Jackie Calmes reports at The New York Times that “Democrats Try Wooing Ones Who Got Away: White Men” Calmes quotes TDS founding editor Ruy Teixeira: “”You can’t just give Republicans a clear field to play for the votes of white working-class men without putting up some sort of a fight because that just allows them to run the table with these voters, thereby potentially offsetting your burgeoning advantage among minorities, single women, millennials,” said Ruy Teixeira, an analyst at the left-leaning Center for American Progress.”
Pot is a big, possibly pivotal issue in the PA governor’s race. Thomas Fitzgerald of the Philly Inquirer explains why.
At HuffPo Sabrina Siddiqui takes a look at MoveOn’s billboard campaign, and notes: “MoveOn’s billboard campaign, which begins on March 3, will detail how many local residents have been denied health care coverage without the expansion. The Texas billboard, for example, takes aim at Republican Gov. Rick Perry and reads: “Welcome to Texas! Where Gov. Perry has denied 1,046,000 Texans health care and now all Texans are paying for it. It’s like a whole other country…A similar billboard in Florida knocks Republican Gov. Rick Scott, who endorsed the Medicaid expansion but went silent after the state’s GOP-led legislature rejected it. “Welcome to Florida! Where 763,000 people are denied health care because Gov. Scott won’t fight to expand Medicaid,” the sign reads.”
Half of all Republican U.S. Senators running in 2014 face primary challenges, reports Sean Sullivan at The Fix.
Jennifer L. Clark and DeNora Getachew report at MSNBC that voter suppression is finally getting some serious push-back in the states: “In fact, state legislation introduced this year shows real momentum toward improving our elections in every corner of the map. In the first three weeks of 2014 alone, at least 190 bills that would expand access to registration and voting were introduced in 31 states, compared to only 49 bills in 19 states that would restrict access, according to an analysis from the Brennan Center for Justice.”
At In These Times Sarah Jaffe reports on the emergence of the progressive Working Families Party, its successes and how it may affect Democratic prospects in key races.
From Lloyd Green’s Daily Beast post, “Republicans Better Mind the Modernity Gap To Catch Up to Clinton“: “Sasha Issenberg, the politics and tech watcher summed-up the Republicans’ tech predicament this way, “With an eager pool of academic collaborators in political science, behavioral psychology, and economics linking up with curious political operatives and hacks, the left has birthed an unexpected subculture. It now contains a full-fledged electioneering intelligentsia, focused on integrating large-scale survey research with randomized experimental methods to isolate particular populations that can be moved by political contact.” In other words, the art of electioneering is stacked in favor of the Democrats.”

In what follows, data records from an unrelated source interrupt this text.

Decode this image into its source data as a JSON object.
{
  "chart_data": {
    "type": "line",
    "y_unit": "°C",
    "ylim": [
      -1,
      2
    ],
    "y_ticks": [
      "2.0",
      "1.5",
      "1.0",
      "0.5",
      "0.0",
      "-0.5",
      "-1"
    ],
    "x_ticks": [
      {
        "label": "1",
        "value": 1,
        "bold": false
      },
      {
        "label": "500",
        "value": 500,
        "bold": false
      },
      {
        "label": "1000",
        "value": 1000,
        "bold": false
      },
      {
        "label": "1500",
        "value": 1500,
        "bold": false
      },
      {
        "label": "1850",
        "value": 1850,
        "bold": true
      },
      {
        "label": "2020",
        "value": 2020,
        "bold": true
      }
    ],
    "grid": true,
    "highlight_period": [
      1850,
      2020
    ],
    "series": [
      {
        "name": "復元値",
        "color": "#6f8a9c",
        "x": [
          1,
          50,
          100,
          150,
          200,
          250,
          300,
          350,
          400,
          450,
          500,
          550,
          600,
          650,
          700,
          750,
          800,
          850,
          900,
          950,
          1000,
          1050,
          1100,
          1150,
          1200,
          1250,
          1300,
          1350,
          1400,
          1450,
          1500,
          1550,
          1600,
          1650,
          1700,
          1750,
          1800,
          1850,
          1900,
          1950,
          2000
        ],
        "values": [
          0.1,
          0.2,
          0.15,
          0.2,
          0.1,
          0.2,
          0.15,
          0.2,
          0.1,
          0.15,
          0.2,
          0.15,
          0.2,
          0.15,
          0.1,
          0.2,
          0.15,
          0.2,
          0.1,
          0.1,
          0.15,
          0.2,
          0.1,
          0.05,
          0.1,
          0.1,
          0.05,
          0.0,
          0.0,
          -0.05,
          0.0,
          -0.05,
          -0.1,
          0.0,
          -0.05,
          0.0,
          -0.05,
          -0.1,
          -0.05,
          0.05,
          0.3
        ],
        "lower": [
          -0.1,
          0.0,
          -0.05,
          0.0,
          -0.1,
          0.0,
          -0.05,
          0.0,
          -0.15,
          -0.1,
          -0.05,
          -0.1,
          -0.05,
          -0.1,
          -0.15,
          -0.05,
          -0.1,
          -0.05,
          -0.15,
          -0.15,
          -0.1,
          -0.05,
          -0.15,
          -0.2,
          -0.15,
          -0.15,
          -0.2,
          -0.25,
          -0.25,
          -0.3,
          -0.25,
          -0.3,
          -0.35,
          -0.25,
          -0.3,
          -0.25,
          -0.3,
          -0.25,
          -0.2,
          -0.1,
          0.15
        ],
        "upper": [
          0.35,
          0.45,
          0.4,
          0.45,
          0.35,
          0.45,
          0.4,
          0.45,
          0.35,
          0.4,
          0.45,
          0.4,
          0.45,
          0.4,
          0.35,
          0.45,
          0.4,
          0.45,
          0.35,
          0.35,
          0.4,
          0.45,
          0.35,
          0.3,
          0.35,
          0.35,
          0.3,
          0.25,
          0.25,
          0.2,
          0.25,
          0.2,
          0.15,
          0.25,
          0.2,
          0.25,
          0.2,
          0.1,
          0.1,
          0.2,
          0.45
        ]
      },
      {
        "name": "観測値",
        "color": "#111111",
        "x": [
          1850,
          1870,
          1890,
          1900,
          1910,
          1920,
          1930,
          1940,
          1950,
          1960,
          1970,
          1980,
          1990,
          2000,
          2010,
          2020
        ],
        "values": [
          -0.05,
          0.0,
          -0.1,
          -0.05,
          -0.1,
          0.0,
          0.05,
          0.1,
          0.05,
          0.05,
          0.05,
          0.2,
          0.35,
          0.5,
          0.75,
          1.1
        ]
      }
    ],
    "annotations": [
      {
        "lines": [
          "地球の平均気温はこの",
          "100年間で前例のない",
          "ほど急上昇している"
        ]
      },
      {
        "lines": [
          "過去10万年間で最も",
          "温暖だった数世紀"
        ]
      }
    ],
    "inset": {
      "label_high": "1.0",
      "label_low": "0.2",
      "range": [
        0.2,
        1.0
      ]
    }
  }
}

At Crooks & Liars Howie Klein makes the case that the DSCC ought to be providing strong support for Maine’s Shenna Bellows in her campaign for senate against Republican Susan Collins. Klein notes that President Obama got 56 percent of the vote in Maine and Bellows is an astute progressive, much like Elizabeth Warren. Bellows’ ActBlue page is right here.
A better question than this one might be, can Democrats craft a message that resonates with both progressives and moderates?